Catechesis on the Seventh and Tenth Commandments

13 Dec

stealToday in our catechetical series on the commandments, we turn to the Seventh Commandment:

You shall not steal.

But just as the Sixth and Ninth Commandments work together to shape our approach to human sexuality, the Seventh and Tenth Commandments work together to shape our approach to the goods of this world, recognizing that we “cannot love God and money” (Mt. 6:24). The Church isn’t satisfied with our simply not taking what doesn’t belong to us (though that’s a good start!), but wants us to approach worldly goods in a spirit of stewardship and detachment. So we also include here the Tenth Commandment:

You shall not covet your neighbor’s goods.

The Seventh Commandment forbids theft, which is the unjust taking or using of another’s property against the reasonable will of the owner. This can be done also by paying unjust wages, speculating on the value of goods in order to gain an advantage to the detriment of others, or by forging checks or invoices. Other acts forbidden by this commandment include tax evasion, business fraud, willful destruction of private or public property, usury, corruption, the private abuse of common goods, work deliberately done poorly, and waste.

Early in its treatment of the Seventh Commandment, the Catechism talks about the “universal destination of goods,” a principle which acknowledges that God entrusted the earth’s resources to all people. This speaks not only to our sharing resources with others who are less fortunate than we are, but also being good stewards of creation and the earth’s resources for future generations.

At the same time, the Church affirms the right to private property, so long as it’s justly obtained and used. The purpose of private property is to guarantee the freedom and dignity of individual persons by helping them to meet the basic needs of those in their charge and also of others who are in need.

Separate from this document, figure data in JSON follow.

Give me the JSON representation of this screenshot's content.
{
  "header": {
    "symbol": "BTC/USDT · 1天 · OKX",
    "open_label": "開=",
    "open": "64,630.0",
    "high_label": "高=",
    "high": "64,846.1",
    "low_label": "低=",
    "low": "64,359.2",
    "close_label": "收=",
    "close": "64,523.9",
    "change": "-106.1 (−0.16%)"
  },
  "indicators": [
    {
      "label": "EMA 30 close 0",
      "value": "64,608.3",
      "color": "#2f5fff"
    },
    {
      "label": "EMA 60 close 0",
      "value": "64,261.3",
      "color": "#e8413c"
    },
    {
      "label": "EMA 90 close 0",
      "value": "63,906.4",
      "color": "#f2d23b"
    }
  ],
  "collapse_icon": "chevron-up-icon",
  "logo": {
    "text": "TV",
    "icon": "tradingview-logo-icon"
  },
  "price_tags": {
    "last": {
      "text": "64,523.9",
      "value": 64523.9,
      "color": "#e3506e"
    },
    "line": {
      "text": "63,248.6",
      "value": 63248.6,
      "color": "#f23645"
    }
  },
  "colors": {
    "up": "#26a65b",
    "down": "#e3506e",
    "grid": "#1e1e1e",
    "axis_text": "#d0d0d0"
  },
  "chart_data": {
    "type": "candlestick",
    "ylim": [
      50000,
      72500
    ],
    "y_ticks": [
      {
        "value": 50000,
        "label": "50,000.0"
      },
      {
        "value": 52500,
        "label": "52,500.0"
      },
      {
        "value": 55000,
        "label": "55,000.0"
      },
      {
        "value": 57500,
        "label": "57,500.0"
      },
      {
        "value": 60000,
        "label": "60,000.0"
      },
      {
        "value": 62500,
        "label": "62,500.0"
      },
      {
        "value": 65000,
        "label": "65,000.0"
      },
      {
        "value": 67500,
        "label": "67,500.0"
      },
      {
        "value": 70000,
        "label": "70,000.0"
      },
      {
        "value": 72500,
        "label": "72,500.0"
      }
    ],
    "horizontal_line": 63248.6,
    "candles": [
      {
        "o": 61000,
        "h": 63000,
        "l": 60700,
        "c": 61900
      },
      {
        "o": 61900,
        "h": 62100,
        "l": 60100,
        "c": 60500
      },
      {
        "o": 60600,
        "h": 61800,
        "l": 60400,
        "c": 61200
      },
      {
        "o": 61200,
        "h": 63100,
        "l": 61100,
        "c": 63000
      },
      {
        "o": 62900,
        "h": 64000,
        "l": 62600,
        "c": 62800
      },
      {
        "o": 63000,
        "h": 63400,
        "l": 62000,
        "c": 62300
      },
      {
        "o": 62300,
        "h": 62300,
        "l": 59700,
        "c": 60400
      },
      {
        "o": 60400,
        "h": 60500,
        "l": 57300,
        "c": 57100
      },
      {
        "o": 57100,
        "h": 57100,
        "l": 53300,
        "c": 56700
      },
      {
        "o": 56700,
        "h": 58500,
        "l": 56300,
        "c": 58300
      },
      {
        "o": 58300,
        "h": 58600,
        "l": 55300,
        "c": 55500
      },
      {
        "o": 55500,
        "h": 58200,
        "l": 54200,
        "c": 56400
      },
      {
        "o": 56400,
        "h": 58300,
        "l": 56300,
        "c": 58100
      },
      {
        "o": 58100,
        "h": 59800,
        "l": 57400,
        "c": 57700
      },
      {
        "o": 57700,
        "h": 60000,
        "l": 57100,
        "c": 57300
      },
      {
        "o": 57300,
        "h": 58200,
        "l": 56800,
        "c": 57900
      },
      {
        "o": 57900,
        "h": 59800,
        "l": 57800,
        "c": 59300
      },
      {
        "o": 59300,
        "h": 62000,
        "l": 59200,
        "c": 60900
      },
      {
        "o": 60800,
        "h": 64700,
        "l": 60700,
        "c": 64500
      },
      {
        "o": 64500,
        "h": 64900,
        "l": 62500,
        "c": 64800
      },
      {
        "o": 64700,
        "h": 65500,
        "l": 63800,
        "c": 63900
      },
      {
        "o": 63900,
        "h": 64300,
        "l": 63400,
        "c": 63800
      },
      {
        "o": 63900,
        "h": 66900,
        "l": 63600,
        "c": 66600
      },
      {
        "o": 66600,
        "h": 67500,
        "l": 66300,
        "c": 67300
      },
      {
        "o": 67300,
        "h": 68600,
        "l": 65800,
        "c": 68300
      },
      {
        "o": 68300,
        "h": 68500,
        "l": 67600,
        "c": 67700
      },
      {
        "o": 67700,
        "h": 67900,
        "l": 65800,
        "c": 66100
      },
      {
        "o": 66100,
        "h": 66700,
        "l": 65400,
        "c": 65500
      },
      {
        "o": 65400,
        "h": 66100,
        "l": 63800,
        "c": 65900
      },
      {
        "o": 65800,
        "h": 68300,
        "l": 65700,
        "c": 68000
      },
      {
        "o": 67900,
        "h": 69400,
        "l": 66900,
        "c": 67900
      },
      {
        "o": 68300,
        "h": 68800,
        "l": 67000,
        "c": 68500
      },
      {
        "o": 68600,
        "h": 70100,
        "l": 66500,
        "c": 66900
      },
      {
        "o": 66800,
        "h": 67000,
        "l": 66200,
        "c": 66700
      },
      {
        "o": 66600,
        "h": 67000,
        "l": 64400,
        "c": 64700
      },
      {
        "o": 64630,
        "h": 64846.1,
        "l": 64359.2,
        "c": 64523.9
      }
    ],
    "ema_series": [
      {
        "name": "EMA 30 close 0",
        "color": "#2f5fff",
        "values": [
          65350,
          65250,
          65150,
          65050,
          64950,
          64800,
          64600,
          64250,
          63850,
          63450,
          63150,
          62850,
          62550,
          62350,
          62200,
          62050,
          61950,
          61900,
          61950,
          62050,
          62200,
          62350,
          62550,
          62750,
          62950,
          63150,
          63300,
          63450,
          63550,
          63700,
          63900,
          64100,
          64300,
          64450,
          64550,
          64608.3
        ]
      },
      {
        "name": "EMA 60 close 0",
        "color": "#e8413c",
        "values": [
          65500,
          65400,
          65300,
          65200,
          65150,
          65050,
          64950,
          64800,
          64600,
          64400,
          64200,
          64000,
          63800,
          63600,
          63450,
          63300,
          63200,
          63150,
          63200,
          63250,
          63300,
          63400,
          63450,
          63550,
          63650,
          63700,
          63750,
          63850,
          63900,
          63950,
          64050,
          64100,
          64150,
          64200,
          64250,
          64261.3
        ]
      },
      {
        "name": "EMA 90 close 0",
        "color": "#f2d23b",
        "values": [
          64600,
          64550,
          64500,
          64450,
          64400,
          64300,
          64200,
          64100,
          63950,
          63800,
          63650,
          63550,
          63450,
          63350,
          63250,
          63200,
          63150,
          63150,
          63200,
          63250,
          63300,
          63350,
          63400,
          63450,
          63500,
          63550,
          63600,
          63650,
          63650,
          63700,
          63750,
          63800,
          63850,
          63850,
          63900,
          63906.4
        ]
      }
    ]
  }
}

As Vatican II, citing numerous saints and social encyclicals, teaches:

“[M]an should regard the external things that he legitimately possesses not only as his own but also as common in the sense that they should be able to benefit not only him but also others. On the other hand, the right of having a share of earthly goods sufficient for oneself and one’s family belongs to everyone. The Fathers and Doctors of the Church held this opinion, teaching that men are obliged to come to the relief of the poor and to do so not merely out of their superfluous goods” (Gaudium et Spes, no. 69).

One can readily see that the Church finds in this commandment the basis for her rich social teaching, which guides our approach to economic, social, and political life, the right and the duty of human labor, justice and solidarity among nations, and love for the poor. Over the course of 2013, we will survey the various dimensions of the Church’s social teaching in more detail.

The Seventh Commandment requires respect for the goods of others through the practice of justice and charity, temperance and solidarity. In particular it requires respect for promises made and contracts agreed to, reparation for injustice committed and restitution of stolen goods, and respect for the integrity of creation by the prudent and moderate use of the mineral, vegetable, and animal resources of the universe with special attention to those species that are in danger of extinction (Compendium of the Catechism of the Catholic Church, no. 506).

The Lord truly does hear the cry of the poor and identifies with them. The spiritual and corporal works of mercy and the many charitable institutions formed throughout the centuries are a concrete witness to the preferential love for the poor which characterizes Christian disciples (Compendium, no. 520). We need look no farther than Blessed Teresa of Calcutta for evidence that we are called to love the hidden Jesus in the poorest of the poor (cf. Mt. 25:31-46).

As we interiorize the Seventh Commandment, we come to see Our Lord as our treasure, and we hear the call to abandon ourselves to His providential care.  The Tenth Commandment continues this work upon our heart, as it calls us in particular to work against the vices of avarice and envy.

Avarice involves an excessive, disordered desire for riches and power.  In other words, we “covet” our neighbor’s good and may go to the extreme of unjustly taking these goods for ourselves.

Envy, meanwhile, involves sadness at another’s goods and the immoderate desire to acquire them for ourselves by whatever means we can.

We combat these vices of avarice and envy–and thus observe the Tenth Commandment–by fostering in ourselves a spirit of goodwill and humility, and by rejoicing in other’s blessings.

For more on these commandments, check out Catechism, nos. 2401-63 (Seventh Commandment) and nos. 2534-57 (Tenth Commandment).